The stopgap that was removed was replaced with a pale tinted antique glass that was cut to the correct shape. Next, traditional glass paint and silver stain were painted and fired onto the new piece of glass after samples of each were produced to ensure that the closest colour match with the original decoration was achieved in both transmitted and reflected light. The painting technique and stages of firing used by the original artist were studied closely so that they could be replicated faithfully. Finally, the new replacement was initialled, dated and recorded in the object’s treatment report. The foreign glass was preserved in the object’s studio file.
The new glass was attached to the original glass using the copper foil technique, which is easily reversed. Copper foil was used to join the glass instead of lead because it produces a strong joint and is less obtrusive visually. Furthermore, using a detectable method to join the pieces of glass gives viewers the opportunity to recognise that the restoration is not part of the original object, although non-specialists are unlikely to understand its significance.
Figure 3. October Labour after treatment. Photography by Sherrie Eatman (click image for larger version)
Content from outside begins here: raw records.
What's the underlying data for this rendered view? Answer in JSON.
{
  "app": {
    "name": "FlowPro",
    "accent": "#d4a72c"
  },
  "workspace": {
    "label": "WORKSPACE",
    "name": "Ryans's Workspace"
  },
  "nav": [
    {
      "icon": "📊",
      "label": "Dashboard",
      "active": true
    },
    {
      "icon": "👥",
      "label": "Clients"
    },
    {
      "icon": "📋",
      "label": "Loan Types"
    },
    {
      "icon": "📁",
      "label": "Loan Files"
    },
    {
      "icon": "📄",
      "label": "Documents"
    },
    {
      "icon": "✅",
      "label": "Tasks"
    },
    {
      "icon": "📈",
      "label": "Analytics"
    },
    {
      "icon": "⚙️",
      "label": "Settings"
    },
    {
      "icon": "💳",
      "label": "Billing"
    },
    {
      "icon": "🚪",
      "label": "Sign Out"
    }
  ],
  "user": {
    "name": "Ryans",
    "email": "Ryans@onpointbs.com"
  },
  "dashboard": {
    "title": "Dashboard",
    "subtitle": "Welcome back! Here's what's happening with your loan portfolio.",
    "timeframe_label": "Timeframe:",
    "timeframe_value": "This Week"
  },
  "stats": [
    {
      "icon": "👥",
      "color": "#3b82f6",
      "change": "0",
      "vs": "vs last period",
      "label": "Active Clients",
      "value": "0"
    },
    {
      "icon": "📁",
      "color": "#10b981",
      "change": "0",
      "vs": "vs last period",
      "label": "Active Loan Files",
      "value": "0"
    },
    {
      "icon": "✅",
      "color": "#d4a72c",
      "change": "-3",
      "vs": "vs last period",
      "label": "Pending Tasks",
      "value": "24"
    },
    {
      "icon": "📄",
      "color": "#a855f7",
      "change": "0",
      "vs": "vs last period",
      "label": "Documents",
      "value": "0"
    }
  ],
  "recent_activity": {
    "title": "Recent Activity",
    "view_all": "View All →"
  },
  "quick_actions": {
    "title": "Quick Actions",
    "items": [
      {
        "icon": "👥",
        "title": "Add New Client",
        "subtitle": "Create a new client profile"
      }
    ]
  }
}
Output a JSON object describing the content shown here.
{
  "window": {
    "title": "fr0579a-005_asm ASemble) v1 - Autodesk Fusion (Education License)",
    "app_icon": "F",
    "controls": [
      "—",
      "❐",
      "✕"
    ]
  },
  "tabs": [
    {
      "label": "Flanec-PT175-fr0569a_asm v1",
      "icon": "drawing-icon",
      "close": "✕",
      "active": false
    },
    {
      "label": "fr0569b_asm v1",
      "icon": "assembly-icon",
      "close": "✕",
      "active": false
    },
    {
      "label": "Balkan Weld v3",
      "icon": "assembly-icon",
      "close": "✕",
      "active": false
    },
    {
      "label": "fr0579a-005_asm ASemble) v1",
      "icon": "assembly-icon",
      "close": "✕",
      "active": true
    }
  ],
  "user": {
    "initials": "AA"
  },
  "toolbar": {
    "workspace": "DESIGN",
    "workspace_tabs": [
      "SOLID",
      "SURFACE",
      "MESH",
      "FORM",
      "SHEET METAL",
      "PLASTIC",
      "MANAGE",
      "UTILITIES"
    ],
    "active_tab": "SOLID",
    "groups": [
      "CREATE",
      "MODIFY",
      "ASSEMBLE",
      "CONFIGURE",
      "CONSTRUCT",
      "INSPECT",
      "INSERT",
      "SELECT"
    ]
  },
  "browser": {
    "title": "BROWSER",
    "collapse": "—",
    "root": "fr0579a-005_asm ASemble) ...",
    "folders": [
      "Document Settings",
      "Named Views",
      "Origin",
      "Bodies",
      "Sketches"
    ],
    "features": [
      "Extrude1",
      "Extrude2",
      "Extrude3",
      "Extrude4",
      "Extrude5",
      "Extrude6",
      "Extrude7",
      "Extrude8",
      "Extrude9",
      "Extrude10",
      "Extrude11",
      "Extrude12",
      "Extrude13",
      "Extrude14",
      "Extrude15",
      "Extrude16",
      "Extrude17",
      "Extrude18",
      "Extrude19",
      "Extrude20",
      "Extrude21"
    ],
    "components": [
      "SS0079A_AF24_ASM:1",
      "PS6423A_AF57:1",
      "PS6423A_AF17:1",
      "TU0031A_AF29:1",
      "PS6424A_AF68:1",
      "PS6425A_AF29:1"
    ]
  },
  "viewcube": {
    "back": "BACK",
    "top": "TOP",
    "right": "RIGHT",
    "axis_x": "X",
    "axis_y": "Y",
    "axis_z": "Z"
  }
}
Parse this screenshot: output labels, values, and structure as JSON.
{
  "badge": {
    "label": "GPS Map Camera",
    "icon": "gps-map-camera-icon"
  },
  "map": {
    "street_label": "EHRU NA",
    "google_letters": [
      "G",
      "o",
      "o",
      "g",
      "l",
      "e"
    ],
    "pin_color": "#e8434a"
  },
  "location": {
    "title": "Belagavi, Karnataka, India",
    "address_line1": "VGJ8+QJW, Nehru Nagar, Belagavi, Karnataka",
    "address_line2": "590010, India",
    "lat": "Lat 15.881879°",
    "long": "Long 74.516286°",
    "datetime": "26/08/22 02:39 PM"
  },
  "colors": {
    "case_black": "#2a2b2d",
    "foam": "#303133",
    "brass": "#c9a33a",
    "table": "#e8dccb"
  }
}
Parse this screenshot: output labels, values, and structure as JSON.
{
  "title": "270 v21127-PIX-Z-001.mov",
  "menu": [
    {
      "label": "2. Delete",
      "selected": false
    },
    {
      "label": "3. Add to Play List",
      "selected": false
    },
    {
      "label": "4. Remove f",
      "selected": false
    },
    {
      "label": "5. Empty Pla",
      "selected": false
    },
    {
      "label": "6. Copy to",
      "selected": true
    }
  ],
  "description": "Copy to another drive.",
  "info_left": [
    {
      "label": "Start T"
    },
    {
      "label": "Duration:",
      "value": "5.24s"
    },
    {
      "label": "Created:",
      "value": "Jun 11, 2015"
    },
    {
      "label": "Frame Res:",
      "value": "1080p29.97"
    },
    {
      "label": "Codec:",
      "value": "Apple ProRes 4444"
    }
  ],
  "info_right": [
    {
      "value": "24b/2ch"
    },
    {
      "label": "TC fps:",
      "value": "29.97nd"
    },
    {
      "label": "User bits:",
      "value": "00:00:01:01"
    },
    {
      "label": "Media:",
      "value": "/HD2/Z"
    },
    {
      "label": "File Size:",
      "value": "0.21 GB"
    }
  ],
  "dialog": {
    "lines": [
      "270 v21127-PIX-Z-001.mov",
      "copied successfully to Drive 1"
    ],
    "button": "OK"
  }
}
A rubbing of the leads which was made before the roundel was dismantled served as the working drawing while reglazing the roundel using a more narrow lead. When an object requires new leads they should be of the same profile and follow the same contours as the original when this can be established. In this instance, clues were taken from the size of the piece, the style of painting and how the glass was cut. Finally, a butyl mastic was inserted by hand between the lead and the glass to give the roundel strength.
A controversial yet justified decision was taken during the treatment of this object based on careful research and consultation with peers. The new piece of painted and stained glass and the more delicate leadwork has increased the legibility of the imagery without detracting from the appreciation of the whole object (Figure 3).